Just before the Superbowl, the New York Times published a recipe for porchetta at home, reminding me of Adam Roberts' post about porchetta and a visit Janet, Cullen and I made to the Ferry Building farmers market in San Francisco where we tried the porchetta rotisserie truck. A big juicy flavorful roast would be just the ticket to test my new oven's roasting probe and delight my friends.
So, I visited Jon of Huntington Meats in the old Farmers Market to get a pork shoulder. He set me up right. He butterflied the roast so that when I seasoned and rolled it there were lots of layers for yummy goodness. Here are the before-roasting pictures. I forgot to make after-roasting pictures until I made the plate of leftovers you see at the top.
citrus salad with mint and feta, steamed asparagus and ciabattini rolls with olive oil and balsamic vinegar.
For dessert, we had lemon curd mousse dusted with shaved dark chocolate from Ruth Reichl's Gourmet Today. That mousse had a wonderful flavor but something was oddly granular about the texture. I need to keep working on that one. The curd part was just fine so there was something about the cream and curd combination.
[Thanks to Tom for the Christmas gift of wine. With dinner, we drank Chateau LaGrange Saint-Julien 1996, which is way too good a wine for my undiscriminating palate but my gests enjoyed it!]
For anyone wondering about the Bosch electric oven, it is great.
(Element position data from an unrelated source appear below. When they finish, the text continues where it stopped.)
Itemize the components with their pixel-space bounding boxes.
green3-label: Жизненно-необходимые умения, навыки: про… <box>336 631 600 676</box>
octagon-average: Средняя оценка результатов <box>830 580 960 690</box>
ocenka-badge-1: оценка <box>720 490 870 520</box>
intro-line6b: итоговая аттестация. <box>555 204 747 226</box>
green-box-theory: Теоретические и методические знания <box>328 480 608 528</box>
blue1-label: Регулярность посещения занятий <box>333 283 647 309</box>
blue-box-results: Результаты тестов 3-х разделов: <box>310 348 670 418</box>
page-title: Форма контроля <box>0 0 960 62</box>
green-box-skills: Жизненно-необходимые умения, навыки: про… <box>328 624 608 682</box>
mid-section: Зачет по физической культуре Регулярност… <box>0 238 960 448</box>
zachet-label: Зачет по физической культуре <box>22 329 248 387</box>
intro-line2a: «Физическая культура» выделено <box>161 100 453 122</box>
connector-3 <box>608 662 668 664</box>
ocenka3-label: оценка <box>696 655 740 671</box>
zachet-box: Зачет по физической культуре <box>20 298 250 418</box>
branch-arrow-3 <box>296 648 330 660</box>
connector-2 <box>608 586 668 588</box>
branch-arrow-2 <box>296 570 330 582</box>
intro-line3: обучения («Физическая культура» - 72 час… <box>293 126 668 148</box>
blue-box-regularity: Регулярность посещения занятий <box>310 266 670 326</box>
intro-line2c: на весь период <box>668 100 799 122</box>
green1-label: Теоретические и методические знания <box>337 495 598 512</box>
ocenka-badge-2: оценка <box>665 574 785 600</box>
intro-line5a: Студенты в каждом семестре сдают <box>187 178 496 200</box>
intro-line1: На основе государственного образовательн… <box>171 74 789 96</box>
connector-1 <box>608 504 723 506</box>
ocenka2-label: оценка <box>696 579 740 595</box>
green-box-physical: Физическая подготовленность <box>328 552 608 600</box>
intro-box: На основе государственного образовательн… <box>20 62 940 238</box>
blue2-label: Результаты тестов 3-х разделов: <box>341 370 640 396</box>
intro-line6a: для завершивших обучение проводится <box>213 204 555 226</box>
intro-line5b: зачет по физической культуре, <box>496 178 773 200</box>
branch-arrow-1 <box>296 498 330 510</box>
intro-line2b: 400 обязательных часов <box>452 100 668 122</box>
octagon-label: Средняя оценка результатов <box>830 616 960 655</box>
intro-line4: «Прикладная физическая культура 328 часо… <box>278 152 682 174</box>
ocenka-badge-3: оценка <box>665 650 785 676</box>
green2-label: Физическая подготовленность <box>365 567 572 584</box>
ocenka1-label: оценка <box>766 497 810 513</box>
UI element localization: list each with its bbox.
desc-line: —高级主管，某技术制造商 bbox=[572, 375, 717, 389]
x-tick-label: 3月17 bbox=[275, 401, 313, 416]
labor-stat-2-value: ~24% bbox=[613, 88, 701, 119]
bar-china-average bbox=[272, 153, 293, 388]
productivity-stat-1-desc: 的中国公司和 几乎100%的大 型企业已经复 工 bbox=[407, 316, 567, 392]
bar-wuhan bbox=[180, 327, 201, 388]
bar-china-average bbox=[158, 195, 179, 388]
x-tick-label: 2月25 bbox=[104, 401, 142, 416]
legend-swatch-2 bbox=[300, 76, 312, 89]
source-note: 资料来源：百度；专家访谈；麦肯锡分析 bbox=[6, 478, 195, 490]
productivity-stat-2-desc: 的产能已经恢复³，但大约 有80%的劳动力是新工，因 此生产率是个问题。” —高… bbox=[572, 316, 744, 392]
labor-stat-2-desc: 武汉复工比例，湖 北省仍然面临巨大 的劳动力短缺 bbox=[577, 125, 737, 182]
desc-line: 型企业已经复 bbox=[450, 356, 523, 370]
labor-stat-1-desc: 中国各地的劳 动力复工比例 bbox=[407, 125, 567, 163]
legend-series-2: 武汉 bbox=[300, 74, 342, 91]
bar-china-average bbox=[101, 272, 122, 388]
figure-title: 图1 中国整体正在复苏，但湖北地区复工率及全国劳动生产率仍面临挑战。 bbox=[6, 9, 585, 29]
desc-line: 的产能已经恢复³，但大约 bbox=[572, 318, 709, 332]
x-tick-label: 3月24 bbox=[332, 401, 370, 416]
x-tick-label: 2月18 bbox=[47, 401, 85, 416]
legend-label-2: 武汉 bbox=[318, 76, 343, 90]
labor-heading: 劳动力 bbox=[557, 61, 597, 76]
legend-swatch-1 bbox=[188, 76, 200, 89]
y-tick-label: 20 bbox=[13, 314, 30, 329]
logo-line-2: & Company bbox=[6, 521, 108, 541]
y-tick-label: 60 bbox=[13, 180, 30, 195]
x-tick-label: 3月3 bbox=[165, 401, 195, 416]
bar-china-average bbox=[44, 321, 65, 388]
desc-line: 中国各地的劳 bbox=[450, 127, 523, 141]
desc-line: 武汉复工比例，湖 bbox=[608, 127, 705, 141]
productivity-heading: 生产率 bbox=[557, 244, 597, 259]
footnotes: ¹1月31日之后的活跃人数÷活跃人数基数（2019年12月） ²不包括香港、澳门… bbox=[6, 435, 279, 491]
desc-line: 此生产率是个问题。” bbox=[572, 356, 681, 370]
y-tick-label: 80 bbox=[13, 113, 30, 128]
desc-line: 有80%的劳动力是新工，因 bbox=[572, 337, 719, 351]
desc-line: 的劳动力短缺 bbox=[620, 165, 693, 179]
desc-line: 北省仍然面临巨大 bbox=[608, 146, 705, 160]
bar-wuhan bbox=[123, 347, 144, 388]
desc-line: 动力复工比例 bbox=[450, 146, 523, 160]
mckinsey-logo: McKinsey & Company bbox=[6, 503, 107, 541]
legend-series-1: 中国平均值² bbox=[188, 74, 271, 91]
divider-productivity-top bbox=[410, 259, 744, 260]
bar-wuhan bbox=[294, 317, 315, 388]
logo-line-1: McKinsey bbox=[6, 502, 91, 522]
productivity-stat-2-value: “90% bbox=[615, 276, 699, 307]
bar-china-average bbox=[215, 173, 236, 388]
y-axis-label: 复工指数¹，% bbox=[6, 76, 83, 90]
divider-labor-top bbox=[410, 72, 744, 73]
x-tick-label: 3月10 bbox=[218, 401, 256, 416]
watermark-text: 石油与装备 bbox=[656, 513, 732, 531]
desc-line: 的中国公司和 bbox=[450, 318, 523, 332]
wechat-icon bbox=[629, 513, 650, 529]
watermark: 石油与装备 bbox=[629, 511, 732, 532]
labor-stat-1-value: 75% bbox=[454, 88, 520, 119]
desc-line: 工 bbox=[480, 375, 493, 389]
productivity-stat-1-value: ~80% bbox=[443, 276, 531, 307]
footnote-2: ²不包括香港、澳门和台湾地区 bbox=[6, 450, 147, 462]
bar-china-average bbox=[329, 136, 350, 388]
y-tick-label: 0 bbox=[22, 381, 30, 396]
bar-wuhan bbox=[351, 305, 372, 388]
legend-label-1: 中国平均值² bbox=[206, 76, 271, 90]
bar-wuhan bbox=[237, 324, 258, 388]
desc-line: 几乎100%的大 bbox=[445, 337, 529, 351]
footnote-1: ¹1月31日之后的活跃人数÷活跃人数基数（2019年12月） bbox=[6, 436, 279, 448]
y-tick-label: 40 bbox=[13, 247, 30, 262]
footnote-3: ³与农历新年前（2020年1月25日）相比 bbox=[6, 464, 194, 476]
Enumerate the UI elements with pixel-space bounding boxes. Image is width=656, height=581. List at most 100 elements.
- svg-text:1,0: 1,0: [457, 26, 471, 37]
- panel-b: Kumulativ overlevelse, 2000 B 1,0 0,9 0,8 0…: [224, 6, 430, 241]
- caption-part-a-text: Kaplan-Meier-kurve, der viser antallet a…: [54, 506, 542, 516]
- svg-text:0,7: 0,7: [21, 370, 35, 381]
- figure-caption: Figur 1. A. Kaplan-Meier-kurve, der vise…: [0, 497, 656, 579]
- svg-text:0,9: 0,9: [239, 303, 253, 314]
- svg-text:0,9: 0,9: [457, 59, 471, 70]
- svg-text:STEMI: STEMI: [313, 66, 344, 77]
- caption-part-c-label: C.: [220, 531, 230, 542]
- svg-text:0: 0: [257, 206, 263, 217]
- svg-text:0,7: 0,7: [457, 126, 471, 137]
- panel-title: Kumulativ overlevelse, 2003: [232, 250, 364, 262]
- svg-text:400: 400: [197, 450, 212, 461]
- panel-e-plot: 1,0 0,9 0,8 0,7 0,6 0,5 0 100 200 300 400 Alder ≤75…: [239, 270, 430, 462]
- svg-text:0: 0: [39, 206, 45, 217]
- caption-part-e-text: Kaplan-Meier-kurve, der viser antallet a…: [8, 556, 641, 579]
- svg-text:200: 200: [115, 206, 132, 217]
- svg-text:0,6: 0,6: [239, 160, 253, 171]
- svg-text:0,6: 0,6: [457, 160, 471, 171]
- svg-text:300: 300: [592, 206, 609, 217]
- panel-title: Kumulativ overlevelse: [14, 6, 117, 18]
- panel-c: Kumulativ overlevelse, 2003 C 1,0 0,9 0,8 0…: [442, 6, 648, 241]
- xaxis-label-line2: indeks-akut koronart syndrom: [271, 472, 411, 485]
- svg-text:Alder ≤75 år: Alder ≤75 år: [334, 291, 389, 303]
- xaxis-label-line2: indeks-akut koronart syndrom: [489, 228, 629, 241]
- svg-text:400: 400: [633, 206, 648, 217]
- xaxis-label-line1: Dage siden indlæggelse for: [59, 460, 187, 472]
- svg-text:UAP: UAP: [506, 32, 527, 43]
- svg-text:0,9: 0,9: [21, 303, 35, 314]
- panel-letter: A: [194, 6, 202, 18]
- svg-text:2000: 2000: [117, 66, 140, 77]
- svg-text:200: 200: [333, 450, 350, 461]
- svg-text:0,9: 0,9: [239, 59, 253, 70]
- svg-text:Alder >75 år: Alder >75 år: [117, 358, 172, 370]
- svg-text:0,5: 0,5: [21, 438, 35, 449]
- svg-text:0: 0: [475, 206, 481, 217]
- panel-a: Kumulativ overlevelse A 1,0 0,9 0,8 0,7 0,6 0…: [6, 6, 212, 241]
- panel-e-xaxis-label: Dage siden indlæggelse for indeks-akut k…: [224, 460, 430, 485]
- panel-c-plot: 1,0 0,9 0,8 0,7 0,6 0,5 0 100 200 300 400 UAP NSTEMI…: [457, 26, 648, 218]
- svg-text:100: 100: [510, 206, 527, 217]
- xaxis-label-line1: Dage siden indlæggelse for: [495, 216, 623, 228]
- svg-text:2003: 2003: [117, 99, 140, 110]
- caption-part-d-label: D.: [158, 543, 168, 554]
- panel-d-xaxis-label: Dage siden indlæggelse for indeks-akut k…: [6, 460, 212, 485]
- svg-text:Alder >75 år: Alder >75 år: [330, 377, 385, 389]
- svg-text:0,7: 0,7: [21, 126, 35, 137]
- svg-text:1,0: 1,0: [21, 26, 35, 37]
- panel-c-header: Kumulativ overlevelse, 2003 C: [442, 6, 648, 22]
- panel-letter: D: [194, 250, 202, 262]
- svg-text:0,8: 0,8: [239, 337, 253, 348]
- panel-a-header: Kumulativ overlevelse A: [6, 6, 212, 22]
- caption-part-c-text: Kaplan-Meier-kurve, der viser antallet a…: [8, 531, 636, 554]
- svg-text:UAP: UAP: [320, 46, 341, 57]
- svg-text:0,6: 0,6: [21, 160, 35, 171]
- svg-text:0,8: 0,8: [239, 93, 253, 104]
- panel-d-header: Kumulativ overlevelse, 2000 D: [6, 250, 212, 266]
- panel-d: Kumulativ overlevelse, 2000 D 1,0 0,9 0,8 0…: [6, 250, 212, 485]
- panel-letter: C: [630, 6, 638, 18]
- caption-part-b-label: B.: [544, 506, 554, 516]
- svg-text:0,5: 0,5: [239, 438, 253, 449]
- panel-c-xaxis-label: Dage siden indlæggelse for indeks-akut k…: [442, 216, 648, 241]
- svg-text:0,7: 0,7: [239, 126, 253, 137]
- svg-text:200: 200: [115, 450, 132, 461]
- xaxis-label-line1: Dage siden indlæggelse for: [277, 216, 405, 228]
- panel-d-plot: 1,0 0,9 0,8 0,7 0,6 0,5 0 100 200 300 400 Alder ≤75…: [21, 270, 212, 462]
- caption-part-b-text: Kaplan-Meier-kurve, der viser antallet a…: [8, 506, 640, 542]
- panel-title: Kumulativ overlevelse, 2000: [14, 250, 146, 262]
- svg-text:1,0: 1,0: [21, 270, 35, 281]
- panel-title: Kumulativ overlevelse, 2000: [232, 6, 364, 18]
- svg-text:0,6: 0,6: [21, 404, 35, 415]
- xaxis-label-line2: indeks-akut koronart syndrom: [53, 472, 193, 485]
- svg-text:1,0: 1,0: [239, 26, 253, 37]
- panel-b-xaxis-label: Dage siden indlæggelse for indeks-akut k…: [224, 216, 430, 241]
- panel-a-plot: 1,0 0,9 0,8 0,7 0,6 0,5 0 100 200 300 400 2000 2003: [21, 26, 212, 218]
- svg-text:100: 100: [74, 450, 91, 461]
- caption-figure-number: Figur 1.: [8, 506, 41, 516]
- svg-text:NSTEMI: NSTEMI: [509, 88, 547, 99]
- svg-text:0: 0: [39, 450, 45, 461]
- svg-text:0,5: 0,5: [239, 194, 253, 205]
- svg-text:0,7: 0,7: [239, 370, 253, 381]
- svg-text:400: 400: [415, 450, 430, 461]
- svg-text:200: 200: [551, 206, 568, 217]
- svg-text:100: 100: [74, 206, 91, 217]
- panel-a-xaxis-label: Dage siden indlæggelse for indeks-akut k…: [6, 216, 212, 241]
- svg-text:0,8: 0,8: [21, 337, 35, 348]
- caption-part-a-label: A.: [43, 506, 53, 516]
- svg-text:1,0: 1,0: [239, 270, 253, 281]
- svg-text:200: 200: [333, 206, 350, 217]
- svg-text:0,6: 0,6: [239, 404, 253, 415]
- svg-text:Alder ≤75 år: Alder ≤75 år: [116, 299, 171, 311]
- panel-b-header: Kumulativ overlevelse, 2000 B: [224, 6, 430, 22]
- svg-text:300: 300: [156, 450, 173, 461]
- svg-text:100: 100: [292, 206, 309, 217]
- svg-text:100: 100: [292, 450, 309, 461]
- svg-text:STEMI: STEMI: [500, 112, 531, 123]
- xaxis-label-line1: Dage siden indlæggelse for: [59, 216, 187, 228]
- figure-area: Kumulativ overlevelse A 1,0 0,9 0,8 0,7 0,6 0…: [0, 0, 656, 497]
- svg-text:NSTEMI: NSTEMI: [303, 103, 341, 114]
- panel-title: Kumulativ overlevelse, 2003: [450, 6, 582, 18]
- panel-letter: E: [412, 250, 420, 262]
The probe worked like a charm. The room-temperature roast went into a cold oven with the probe inserted deep inside from one end. I set the oven for convection roasting at 250 degrees and set the probe for an internal temperature of 155 degrees. The recipe said the roast would take about five hours. Even starting from a cold oven, the convection oven finished the job about 30 minute early. I double checked the internal temp with an instant-read thermometer and it was spot on. The roast rested while we toured the remodel (with lots of oohs and ahs), then carved up juicy and tender.
You know that leftover plate up top? The next evening, I ate a puddle of polenta topped with garlic-sautéed greens and a slice of porchetta. When your leftovers are this delightful, you know you are living well.